Hayatımızın bazı dönemlerinde öyle anlar olur ki, her şey birdenbire gerçekleşir. Önümüzdeki koskoca hayat bir anda küçülerek bizi seçim yapmaya zorlar. Bir Sözlük yazarının iki aşkın arasındaki çırpınışını anlatan hikayeyi paylaşıyoruz.
erkekler bu hikayenin neresinde hiçbir zaman kestiremedim ama küçük bir kadın olduğum ve büyük duygular yaşadığım yıllardaki hikayeden bahsedeceğim.
liseden yeni ayrılmış aslında tam da ayrılamadığım o dönemlerde üniversiteye başlamıştım. yanımda götürdüğüm tek şey,
ilk aşkım, ilk kavgam ve bir süre kurulan tüm sofralarda bahsedeceğim, ilk’im olan adam eren’di… daima yanımda olan, sonsuza kadar da olması gereken insandı.

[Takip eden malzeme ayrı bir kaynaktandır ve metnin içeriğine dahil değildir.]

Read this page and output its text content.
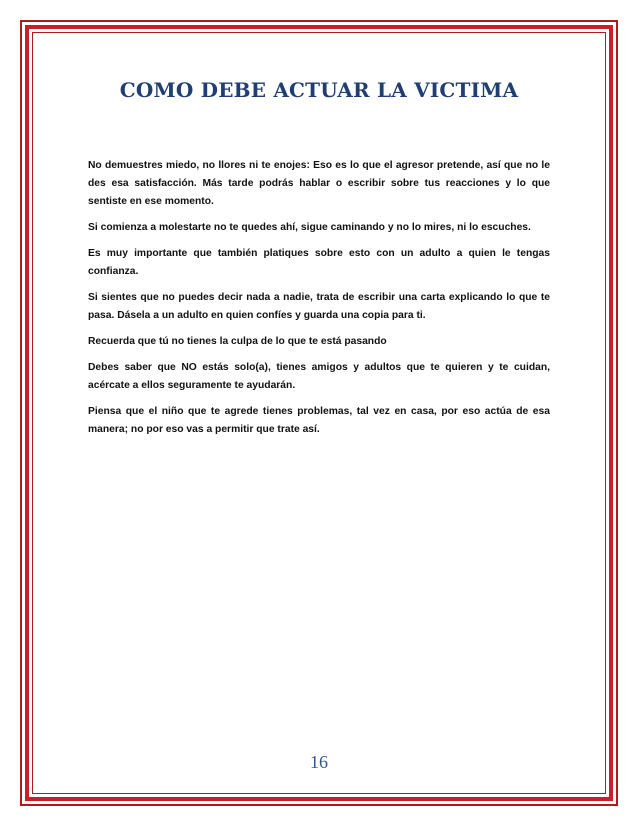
COMO DEBE ACTUAR LA VICTIMA

No demuestres miedo, no llores ni te enojes: Eso es lo que el agresor pretende, así que no le des esa satisfacción. Más tarde podrás hablar o escribir sobre tus reacciones y lo que sentiste en ese momento.

Si comienza a molestarte no te quedes ahí, sigue caminando y no lo mires, ni lo escuches.

Es muy importante que también platiques sobre esto con un adulto a quien le tengas confianza.

Si sientes que no puedes decir nada a nadie, trata de escribir una carta explicando lo que te pasa. Dásela a un adulto en quien confíes y guarda una copia para ti.

Recuerda que tú no tienes la culpa de lo que te está pasando

Debes saber que NO estás solo(a), tienes amigos y adultos que te quieren y te cuidan, acércate a ellos seguramente te ayudarán.

Piensa que el niño que te agrede tienes problemas, tal vez en casa, por eso actúa de esa manera; no por eso vas a permitir que trate así.

16
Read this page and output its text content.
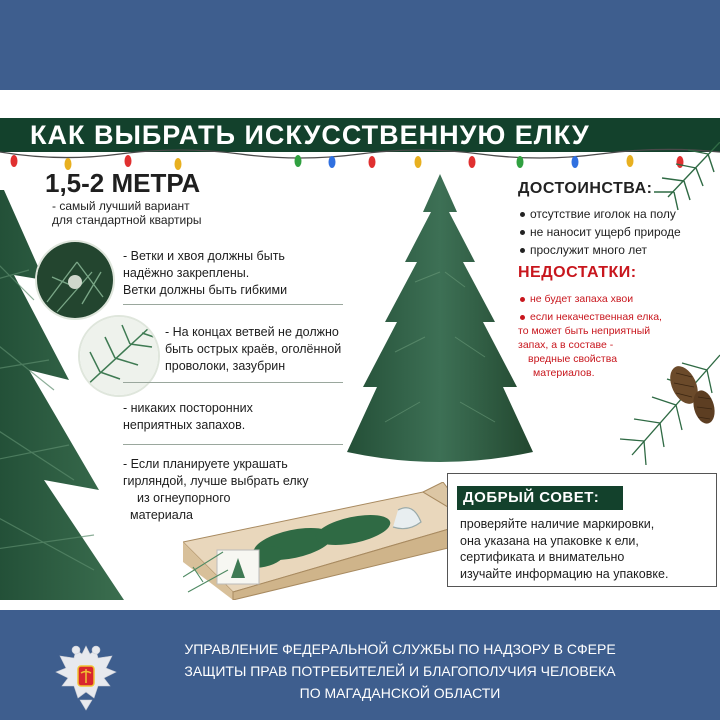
КАК ВЫБРАТЬ ИСКУССТВЕННУЮ ЕЛКУ
1,5-2 МЕТРА
- самый лучший вариант
для стандартной квартиры
- Ветки и хвоя должны быть
надёжно закреплены.
Ветки должны быть гибкими
- На концах ветвей не должно
быть острых краёв, оголённой
проволоки, зазубрин
- никаких посторонних
неприятных запахов.
- Если планируете украшать
гирляндой, лучше выбрать елку
из огнеупорного
материала
ДОСТОИНСТВА:
отсутствие иголок на полу
не наносит ущерб природе
прослужит много лет
НЕДОСТАТКИ:
не будет запаха хвои
если некачественная елка,
то может быть неприятный
запах, а в составе -
вредные свойства
материалов.
ДОБРЫЙ СОВЕТ:
проверяйте наличие маркировки,
она указана на упаковке к ели,
сертификата и внимательно
изучайте информацию на упаковке.
УПРАВЛЕНИЕ ФЕДЕРАЛЬНОЙ СЛУЖБЫ ПО НАДЗОРУ В СФЕРЕ
ЗАЩИТЫ ПРАВ ПОТРЕБИТЕЛЕЙ И БЛАГОПОЛУЧИЯ ЧЕЛОВЕКА
ПО МАГАДАНСКОЙ ОБЛАСТИ
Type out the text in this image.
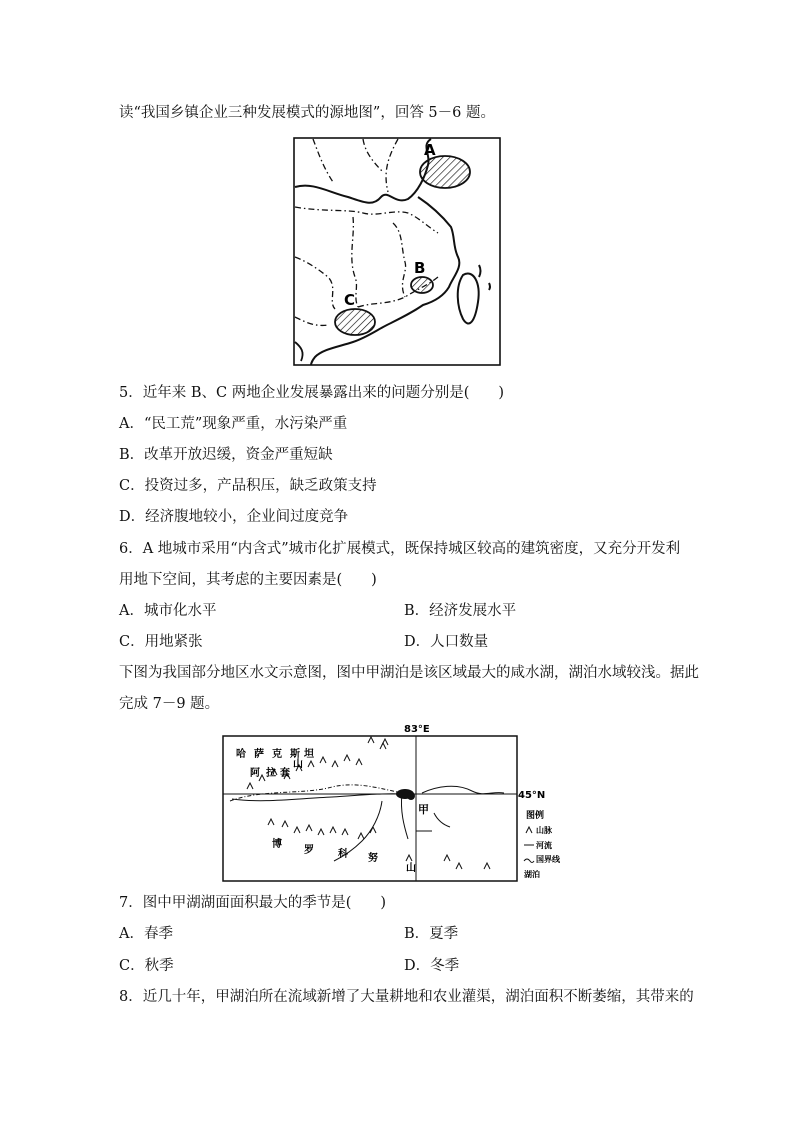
读“我国乡镇企业三种发展模式的源地图”，回答 5－6 题。
A
B
C
5．近年来 B、C 两地企业发展暴露出来的问题分别是(　　)
A．“民工荒”现象严重，水污染严重
B．改革开放迟缓，资金严重短缺
C．投资过多，产品积压，缺乏政策支持
D．经济腹地较小，企业间过度竞争
6．A 地城市采用“内含式”城市化扩展模式，既保持城区较高的建筑密度，又充分开发利
用地下空间，其考虑的主要因素是(　　)
A．城市化水平	B．经济发展水平
C．用地紧张	D．人口数量
下图为我国部分地区水文示意图，图中甲湖泊是该区域最大的咸水湖，湖泊水域较浅。据此
完成 7－9 题。
83°E
45°N
哈 萨 克 斯 坦
阿 拉 套
山
博
罗 科 努
山
甲	图例
山脉
河流
国界线
湖泊
7．图中甲湖湖面面积最大的季节是(　　)
A．春季	B．夏季
C．秋季	D．冬季
8．近几十年，甲湖泊所在流域新增了大量耕地和农业灌渠，湖泊面积不断萎缩，其带来的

tüm klişelere inat devam edecek olan, bitmesinin teklif dahi edilemeyeceği bir hikaye bir tabu gibiydi aslında, bunu da çok sonra, yani kendi ellerimizle yıktığımızda farkedecektim.
sanki tüm dünya karşıymış gibi bağlıydık o yıllar birbirimize.
lan sanki herkes bize karşıymış gibi hissederdik anlamsızca.
nitekim öyle de oldu. evren sanki cidden bir karşılık vermiş ve bekleneni önümüze koymuştu, bunu da umut karşıma çıktığında anladım.
eren ile işlerin yolunda gitmediği ama bizim bu gerçeğe inanmadığımız dönemlerde, hani olur ya sanki dünyada yaşanacak daha çok şey varmış gibi hissedersin.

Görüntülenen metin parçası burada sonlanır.